Residents around Lenoir County experienced a mysterious “boom” accompanied with the ground shaking around noon Wednesday, and many are still trying to figure out what caused the loud noise.
More than a dozen people from La Grange to Kinston to Wyse Fork called the Lenoir County 911 center around lunchtime to report a “loud explosion” that shook the walls and rattled the windows of their homes and businesses.
Roger Dail, director of Lenoir County Emergency Management Services, said his department is still trying to find out the source of the boom.
“We do not have a clue what caused it,” he said.
According to the U.S. Geological Survey’s real time earthquake map, there were no earthquakes in the Southeastern United States Wednesday.
Jennifer Allen, a sales associate at Networks East on West Vernon Avenue, said the door of a delivery truck outside her building had just opened when the shaking started.

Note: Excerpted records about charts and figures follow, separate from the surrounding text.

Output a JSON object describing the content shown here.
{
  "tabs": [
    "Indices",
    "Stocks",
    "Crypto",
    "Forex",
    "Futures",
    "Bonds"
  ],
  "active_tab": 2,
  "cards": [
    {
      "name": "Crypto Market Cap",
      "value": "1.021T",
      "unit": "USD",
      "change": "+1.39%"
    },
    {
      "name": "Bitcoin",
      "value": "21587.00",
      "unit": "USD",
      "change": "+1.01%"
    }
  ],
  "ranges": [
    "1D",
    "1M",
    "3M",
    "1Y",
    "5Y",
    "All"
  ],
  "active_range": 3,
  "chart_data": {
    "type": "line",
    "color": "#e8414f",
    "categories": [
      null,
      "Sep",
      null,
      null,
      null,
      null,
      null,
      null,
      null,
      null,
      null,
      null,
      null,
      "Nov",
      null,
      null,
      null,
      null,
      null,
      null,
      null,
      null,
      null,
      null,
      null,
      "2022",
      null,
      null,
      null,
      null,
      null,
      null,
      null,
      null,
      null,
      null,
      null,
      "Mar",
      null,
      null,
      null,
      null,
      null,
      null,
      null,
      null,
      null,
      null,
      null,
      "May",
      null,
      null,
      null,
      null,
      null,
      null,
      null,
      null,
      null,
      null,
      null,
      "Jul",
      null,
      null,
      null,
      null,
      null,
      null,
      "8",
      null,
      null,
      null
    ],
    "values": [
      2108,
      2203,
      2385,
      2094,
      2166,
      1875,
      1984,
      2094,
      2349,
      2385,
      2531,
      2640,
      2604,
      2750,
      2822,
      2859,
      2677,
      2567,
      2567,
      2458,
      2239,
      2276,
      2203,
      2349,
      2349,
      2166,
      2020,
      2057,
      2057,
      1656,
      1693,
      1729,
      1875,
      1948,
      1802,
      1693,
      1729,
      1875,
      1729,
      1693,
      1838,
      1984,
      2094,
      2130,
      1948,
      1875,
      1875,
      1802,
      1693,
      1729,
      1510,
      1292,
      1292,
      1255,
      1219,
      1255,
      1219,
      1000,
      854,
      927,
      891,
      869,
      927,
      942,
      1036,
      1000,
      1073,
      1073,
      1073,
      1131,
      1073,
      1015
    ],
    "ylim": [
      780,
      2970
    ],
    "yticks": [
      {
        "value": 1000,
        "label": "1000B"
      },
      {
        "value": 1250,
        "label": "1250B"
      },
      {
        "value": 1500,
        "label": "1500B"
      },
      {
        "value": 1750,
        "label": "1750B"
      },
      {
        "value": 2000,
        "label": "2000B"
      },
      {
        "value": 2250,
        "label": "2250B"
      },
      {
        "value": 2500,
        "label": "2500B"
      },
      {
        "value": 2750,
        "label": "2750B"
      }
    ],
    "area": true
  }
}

She said there was no damage to the Networks East building, though.
“We didn’t see anything and we continued on about our day,” she said.
Some suspected a sonic boom created from military aircraft could have been the blame.

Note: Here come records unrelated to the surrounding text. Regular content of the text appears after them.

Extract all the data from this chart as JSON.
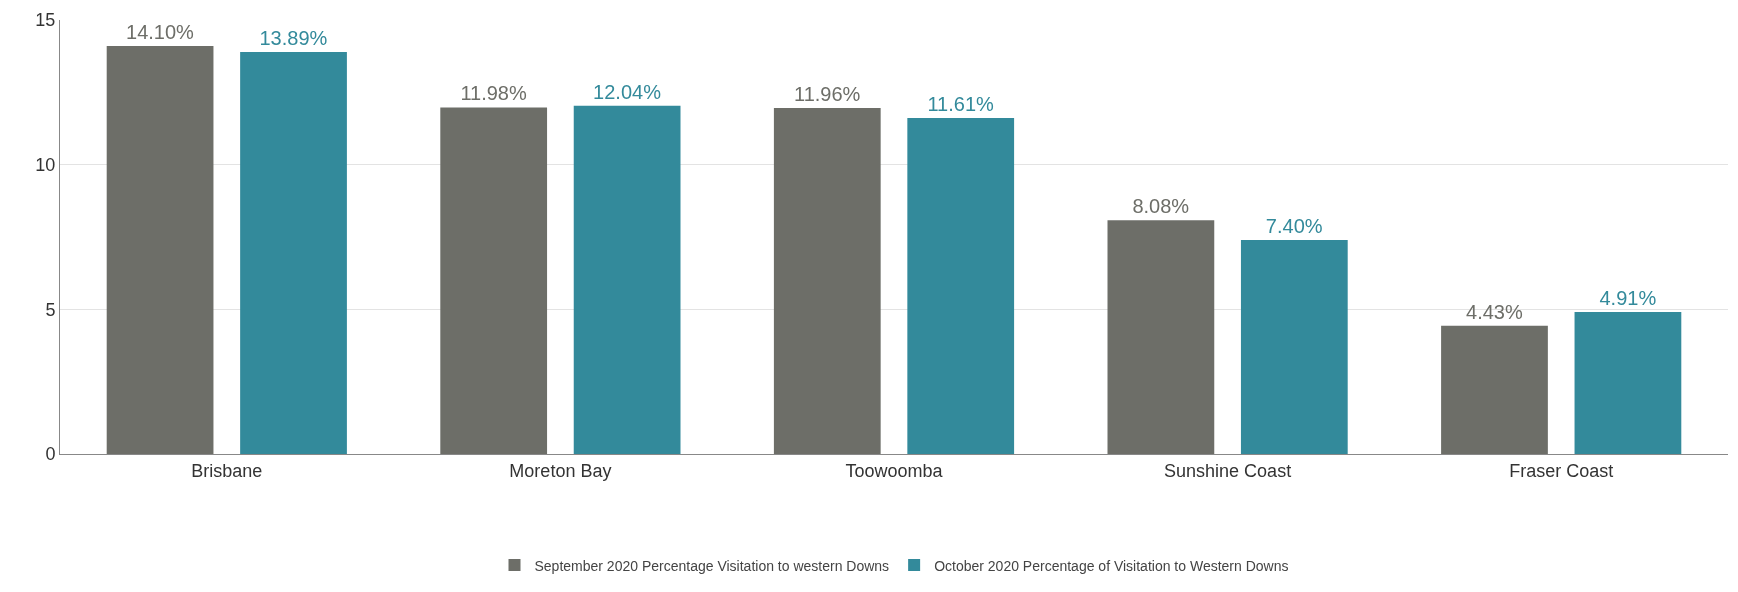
{
  "chart_data": {
    "type": "bar",
    "categories": [
      "Brisbane",
      "Moreton Bay",
      "Toowoomba",
      "Sunshine Coast",
      "Fraser Coast"
    ],
    "series": [
      {
        "name": "September 2020 Percentage Visitation to western Downs",
        "color": "#6d6e68",
        "values": [
          14.1,
          11.98,
          11.96,
          8.08,
          4.43
        ],
        "value_labels": [
          "14.10%",
          "11.98%",
          "11.96%",
          "8.08%",
          "4.43%"
        ]
      },
      {
        "name": "October 2020 Percentage of Visitation to Western Downs",
        "color": "#338a9b",
        "values": [
          13.89,
          12.04,
          11.61,
          7.4,
          4.91
        ],
        "value_labels": [
          "13.89%",
          "12.04%",
          "11.61%",
          "7.40%",
          "4.91%"
        ]
      }
    ],
    "ylim": [
      0,
      15
    ],
    "yticks": [
      0,
      5,
      10,
      15
    ],
    "grid": "y",
    "legend": "bottom"
  }
}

“My understanding (sonic booms are) illegal and hopefully that’s not what happened, but it is kind of unimaginable that it would be anything else,” Kinston Mayor B.J. Murphy said.

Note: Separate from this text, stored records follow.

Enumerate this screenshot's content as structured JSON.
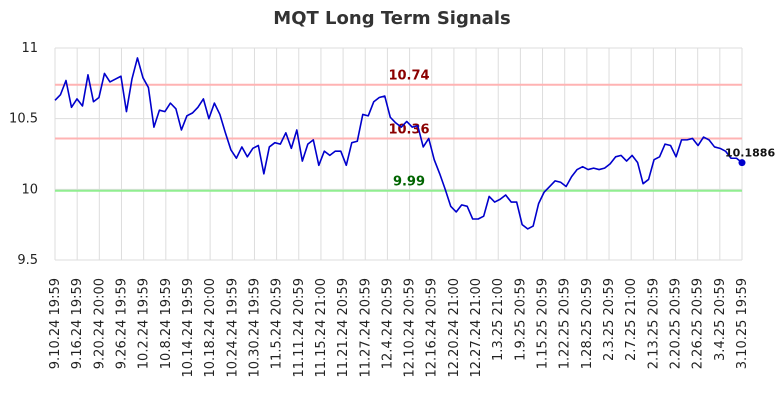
{
  "chart_data": {
    "type": "line",
    "title": "MQT Long Term Signals",
    "ylim": [
      9.5,
      11
    ],
    "yticks": [
      "9.5",
      "10",
      "10.5",
      "11"
    ],
    "xtick_labels": [
      "9.10.24 19:59",
      "9.16.24 19:59",
      "9.20.24 20:00",
      "9.26.24 19:59",
      "10.2.24 19:59",
      "10.8.24 19:59",
      "10.14.24 19:59",
      "10.18.24 20:00",
      "10.24.24 19:59",
      "10.30.24 19:59",
      "11.5.24 20:59",
      "11.11.24 20:59",
      "11.15.24 21:00",
      "11.21.24 20:59",
      "11.27.24 20:59",
      "12.4.24 20:59",
      "12.10.24 20:59",
      "12.16.24 20:59",
      "12.20.24 21:00",
      "12.27.24 21:00",
      "1.3.25 21:00",
      "1.9.25 20:59",
      "1.15.25 20:59",
      "1.22.25 20:59",
      "1.28.25 20:59",
      "2.3.25 20:59",
      "2.7.25 21:00",
      "2.13.25 20:59",
      "2.20.25 20:59",
      "2.26.25 20:59",
      "3.4.25 20:59",
      "3.10.25 19:59"
    ],
    "grid": true,
    "levels": [
      {
        "value": 10.74,
        "label": "10.74",
        "color": "#ffb3b3",
        "label_color": "#8b0000"
      },
      {
        "value": 10.36,
        "label": "10.36",
        "color": "#ffb3b3",
        "label_color": "#8b0000"
      },
      {
        "value": 9.99,
        "label": "9.99",
        "color": "#90ee90",
        "label_color": "#006400"
      }
    ],
    "series": [
      {
        "color": "#0000cc",
        "values": [
          10.63,
          10.67,
          10.77,
          10.58,
          10.64,
          10.59,
          10.81,
          10.62,
          10.65,
          10.82,
          10.76,
          10.78,
          10.8,
          10.55,
          10.78,
          10.93,
          10.79,
          10.72,
          10.44,
          10.56,
          10.55,
          10.61,
          10.57,
          10.42,
          10.52,
          10.54,
          10.58,
          10.64,
          10.5,
          10.61,
          10.53,
          10.4,
          10.28,
          10.22,
          10.3,
          10.23,
          10.29,
          10.31,
          10.11,
          10.3,
          10.33,
          10.32,
          10.4,
          10.29,
          10.42,
          10.2,
          10.32,
          10.35,
          10.17,
          10.27,
          10.24,
          10.27,
          10.27,
          10.17,
          10.33,
          10.34,
          10.53,
          10.52,
          10.62,
          10.65,
          10.66,
          10.51,
          10.47,
          10.44,
          10.48,
          10.44,
          10.45,
          10.3,
          10.36,
          10.21,
          10.11,
          10.0,
          9.88,
          9.84,
          9.89,
          9.88,
          9.79,
          9.79,
          9.81,
          9.95,
          9.91,
          9.93,
          9.96,
          9.91,
          9.91,
          9.75,
          9.72,
          9.74,
          9.9,
          9.98,
          10.02,
          10.06,
          10.05,
          10.02,
          10.09,
          10.14,
          10.16,
          10.14,
          10.15,
          10.14,
          10.15,
          10.18,
          10.23,
          10.24,
          10.2,
          10.24,
          10.19,
          10.04,
          10.07,
          10.21,
          10.23,
          10.32,
          10.31,
          10.23,
          10.35,
          10.35,
          10.36,
          10.31,
          10.37,
          10.35,
          10.3,
          10.29,
          10.27,
          10.22,
          10.22,
          10.1886
        ]
      }
    ],
    "last_value_label": "10.1886"
  }
}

Dail said military personnel from a military base, though he would not confirm which one, squashed reports of a plane or other device breaking the sound barrier
According to a NASA presentation to the Federal Aviation Administration, a sonic boom would cause “boom” sound that can be heard inside of a building followed by rattling of the structure.
Dail said there were no reported damages or power outages in the county because of the boom.